Seehund kann nicht in der Aue bleiben

25.02.2016

NEUHAUS. Der Seehund, der sich die Aue verirrte, kann aus eigener Kraft nicht zurück in die Oste zurückschwimmen. Jetzt soll er eingefangen werden.

Seit mehreren Tagen schwimmt in dem Flüsschen Aue bei Neuhaus der junge Seehund. Wie berichtet, hatte sich das Tier dorthin verirrt. Zuvor war der Seehund im Neuhäuser Hafenbecken geschwommen. Anschließend hatte es ihn unfreiwillig bei Niedrigwasser vom Ostehafen über zwei Siele in die Aue verschlagen.

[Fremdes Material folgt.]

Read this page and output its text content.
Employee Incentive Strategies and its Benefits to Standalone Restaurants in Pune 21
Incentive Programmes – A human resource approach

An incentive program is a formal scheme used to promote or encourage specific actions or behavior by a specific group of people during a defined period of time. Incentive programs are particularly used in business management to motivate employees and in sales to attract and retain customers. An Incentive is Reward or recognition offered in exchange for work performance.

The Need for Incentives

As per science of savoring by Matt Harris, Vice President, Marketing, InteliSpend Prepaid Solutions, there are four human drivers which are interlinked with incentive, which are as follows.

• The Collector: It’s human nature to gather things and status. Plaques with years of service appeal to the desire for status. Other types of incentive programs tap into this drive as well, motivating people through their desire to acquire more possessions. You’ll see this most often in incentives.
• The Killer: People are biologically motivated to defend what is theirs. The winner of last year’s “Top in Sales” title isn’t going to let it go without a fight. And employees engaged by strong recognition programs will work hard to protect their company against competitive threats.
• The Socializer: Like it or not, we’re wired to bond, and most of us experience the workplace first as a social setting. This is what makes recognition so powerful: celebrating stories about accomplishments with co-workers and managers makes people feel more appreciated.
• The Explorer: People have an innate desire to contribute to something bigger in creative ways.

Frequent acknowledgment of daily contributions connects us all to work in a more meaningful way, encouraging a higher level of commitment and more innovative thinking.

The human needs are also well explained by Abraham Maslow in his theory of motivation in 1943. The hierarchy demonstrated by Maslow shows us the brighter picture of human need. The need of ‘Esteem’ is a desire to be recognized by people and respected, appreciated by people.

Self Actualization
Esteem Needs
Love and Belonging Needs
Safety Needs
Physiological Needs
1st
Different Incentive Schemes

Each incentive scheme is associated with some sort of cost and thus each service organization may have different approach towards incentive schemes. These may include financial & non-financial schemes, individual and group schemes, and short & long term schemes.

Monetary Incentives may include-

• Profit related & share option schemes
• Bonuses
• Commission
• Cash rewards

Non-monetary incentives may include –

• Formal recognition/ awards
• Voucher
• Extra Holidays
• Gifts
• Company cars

Ein Zurück aus eigener Kraft auf natürlichem Weg gibt es für den Meeressäuger jedoch nicht. Die einzige Möglichkeit: Das Tier muss eingefangen und zurück in die Oste oder Elbe transportiert werden. Lösungsmöglichkeiten sondierten am gestrigen Donnerstag Ulrich Gerdes, Geschäftsführer des für Oste und Aue zuständigen Unterhaltungsverbandes, und Hans-Georg Schumacher von der Unteren Naturschutzbehörde des Landkreises Cuxhaven.

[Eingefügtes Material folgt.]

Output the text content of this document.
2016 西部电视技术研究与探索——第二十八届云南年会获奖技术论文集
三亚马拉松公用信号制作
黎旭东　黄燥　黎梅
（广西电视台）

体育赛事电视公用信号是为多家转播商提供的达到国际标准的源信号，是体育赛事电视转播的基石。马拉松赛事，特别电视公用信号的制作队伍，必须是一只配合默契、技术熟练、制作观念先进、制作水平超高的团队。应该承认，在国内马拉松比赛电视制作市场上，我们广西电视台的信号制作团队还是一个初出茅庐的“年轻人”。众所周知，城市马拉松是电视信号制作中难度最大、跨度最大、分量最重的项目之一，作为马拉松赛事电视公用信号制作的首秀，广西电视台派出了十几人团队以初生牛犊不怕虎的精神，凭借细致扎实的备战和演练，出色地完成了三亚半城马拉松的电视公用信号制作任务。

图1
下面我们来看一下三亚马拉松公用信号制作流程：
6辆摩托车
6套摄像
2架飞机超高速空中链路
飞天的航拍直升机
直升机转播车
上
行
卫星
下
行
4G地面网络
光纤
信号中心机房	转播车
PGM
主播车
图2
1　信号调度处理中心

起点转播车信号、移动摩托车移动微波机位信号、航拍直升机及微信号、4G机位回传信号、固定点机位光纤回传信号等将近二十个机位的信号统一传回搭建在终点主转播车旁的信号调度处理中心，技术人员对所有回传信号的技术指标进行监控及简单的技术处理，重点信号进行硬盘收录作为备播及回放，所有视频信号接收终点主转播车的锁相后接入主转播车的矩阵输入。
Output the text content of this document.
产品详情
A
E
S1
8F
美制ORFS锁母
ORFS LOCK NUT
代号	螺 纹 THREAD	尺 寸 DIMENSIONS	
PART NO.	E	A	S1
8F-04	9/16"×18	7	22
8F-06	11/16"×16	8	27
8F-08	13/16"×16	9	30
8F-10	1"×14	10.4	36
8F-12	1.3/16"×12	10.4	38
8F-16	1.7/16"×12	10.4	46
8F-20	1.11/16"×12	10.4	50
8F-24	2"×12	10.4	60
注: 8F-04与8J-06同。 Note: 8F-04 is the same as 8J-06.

„Wir können das Schöpfwerk bei den derzeitigen hohen Wasserständen nicht abstellen und die Aue anstauen, damit der Seehund auf natürliche Weise zurück in die Oste gelangen kann“, sagt Gerdes. Fest steht: Die Aue ist für einen Seehund auf Dauer als Lebensraum nicht geeignet. Zwar wird er angesichts des guten Fischbestandes in den nächsten Wochen nicht verhungern. Aber bleiben kann er hier auch nicht.

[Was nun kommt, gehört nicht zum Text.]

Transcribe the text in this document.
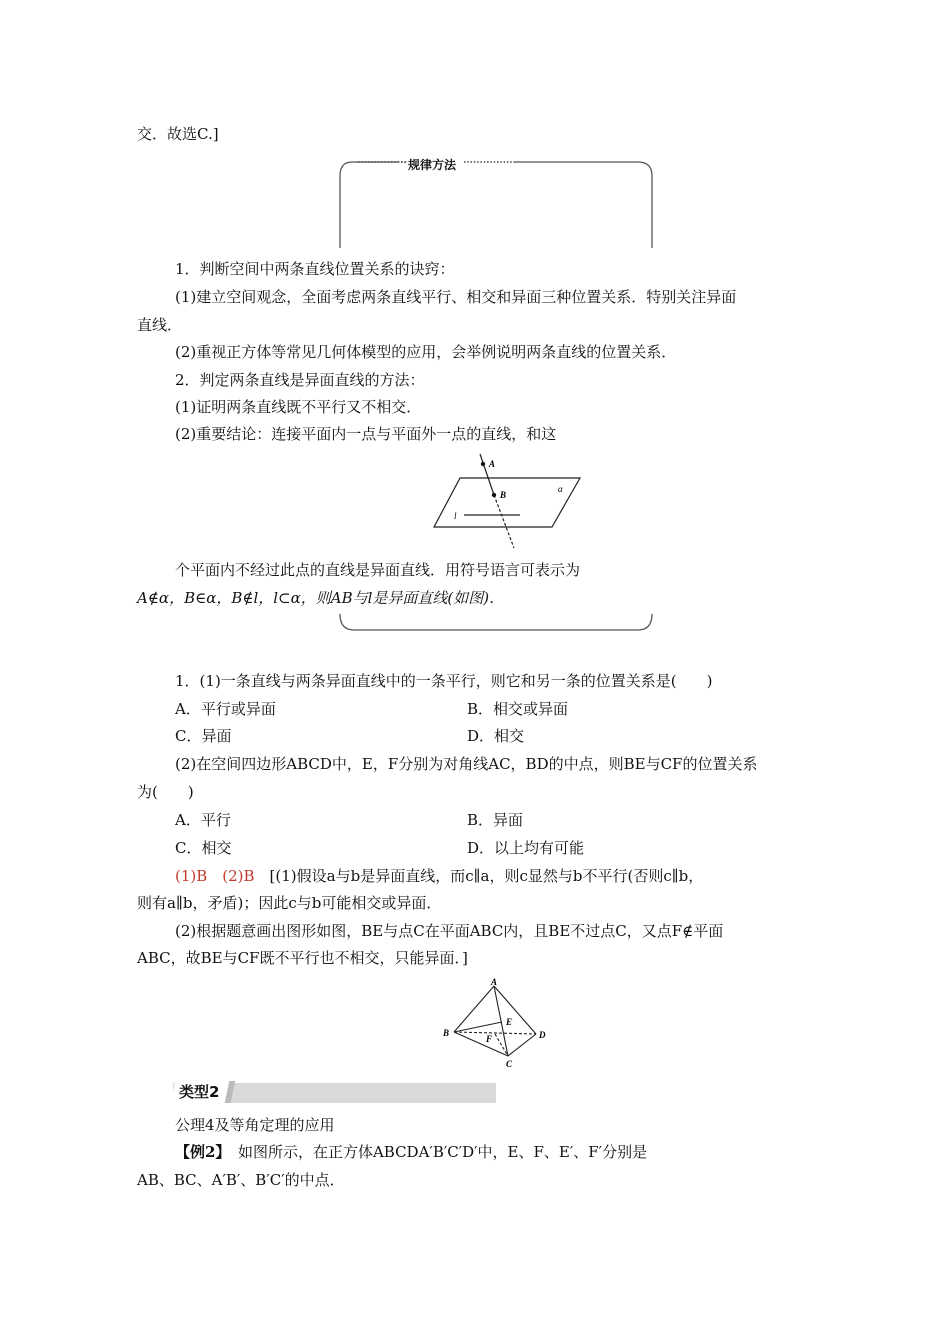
交．故选C.]
规律方法
1．判断空间中两条直线位置关系的诀窍：
(1)建立空间观念，全面考虑两条直线平行、相交和异面三种位置关系．特别关注异面
直线．
(2)重视正方体等常见几何体模型的应用，会举例说明两条直线的位置关系．
2．判定两条直线是异面直线的方法：
(1)证明两条直线既不平行又不相交．
(2)重要结论：连接平面内一点与平面外一点的直线，和这
A
B
α
l
个平面内不经过此点的直线是异面直线．用符号语言可表示为
A∉α，B∈α，B∉l，l⊂α，则AB与l是异面直线(如图)．
1．(1)一条直线与两条异面直线中的一条平行，则它和另一条的位置关系是(　　)
A．平行或异面	B．相交或异面
C．异面	D．相交
(2)在空间四边形ABCD中，E，F分别为对角线AC，BD的中点，则BE与CF的位置关系
为(　　)
A．平行	B．异面
C．相交	D．以上均有可能
(1)B　(2)B　[(1)假设a与b是异面直线，而c∥a，则c显然与b不平行(否则c∥b，
则有a∥b，矛盾)；因此c与b可能相交或异面．
(2)根据题意画出图形如图，BE与点C在平面ABC内，且BE不过点C，又点F∉平面
ABC，故BE与CF既不平行也不相交，只能异面．]
A
B
C
D
E
F
类型2
公理4及等角定理的应用
【例2】　如图所示，在正方体ABCDA′B′C′D′中，E、F、E′、F′分别是
AB、BC、A′B′、B′C′的中点．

Gemeinsam mit der Jägerschaft Land Hadeln-Cuxhaven und der Naturschutzbehörde des Landkreises soll nun die Fangaktion vorbereitet werden, bei der der Seehund betäubt werden müsste, um ihn unversehrt in vertraute Gewässer zu bringen. „Als Verband stellen wir gern unser Boot für die Aktion zur Verfügung“, so Gerdes.